Abstract

A dynamic and large-scale network simulator was developed to simulate the rate-controlled immiscible displacement of two fluids in long, undisturbed soil columns. The simulator is a fast method for upscaling the hydraulic properties of heterogeneous soils and is an alternative to the conventional method where a system of partial differential equations is solved in a numerical grid. The pore space is regarded as a cubic network. Each node represents a pore network, the permeability of which is chosen randomly from a density distribution function. The macroheterogeneity of the large-scale network is quantified by the width of the node permeability distribution. The capillary pressure and relative permeability functions are obtained from either the quasistatic simulation of the displacement of water by oil in a pore-and-throat network or the inverse modeling of soil column flow tests by using the approximate multiflowpath model (MFPM).

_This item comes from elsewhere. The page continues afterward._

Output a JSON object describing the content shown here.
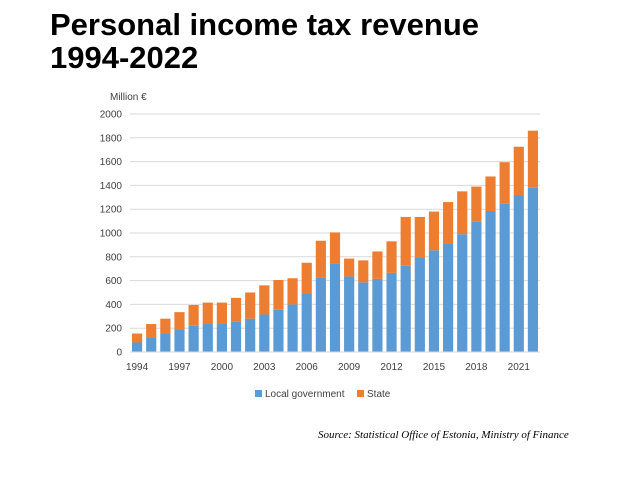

At each time step, the fluid saturation and pressure of each node are calculated, formulating mass balances at each node, accounting for capillary, viscous and gravity forces, solving the system of coupled and linear equations, calculating the instantaneous flow rates, and updating the local fluid saturations. The inlet pressure is adjusted to keep the total flow rate of injected fluid constant. Sensitivity analysis revealed that the transient responses of the axial distribution of fluid saturation, total pressure drop across the network, and sample averaged (upscaled) relative permeability functions depend on the variability of permeability distribution, spatial correlations of permeability field, capillary number, and viscosity ratio. When the microheterogeneity at the pore network scale of nodes strengthens, the flow of oil through preferential pathways is enhanced, and the upscaled water and oil relative permeabilities change drastically.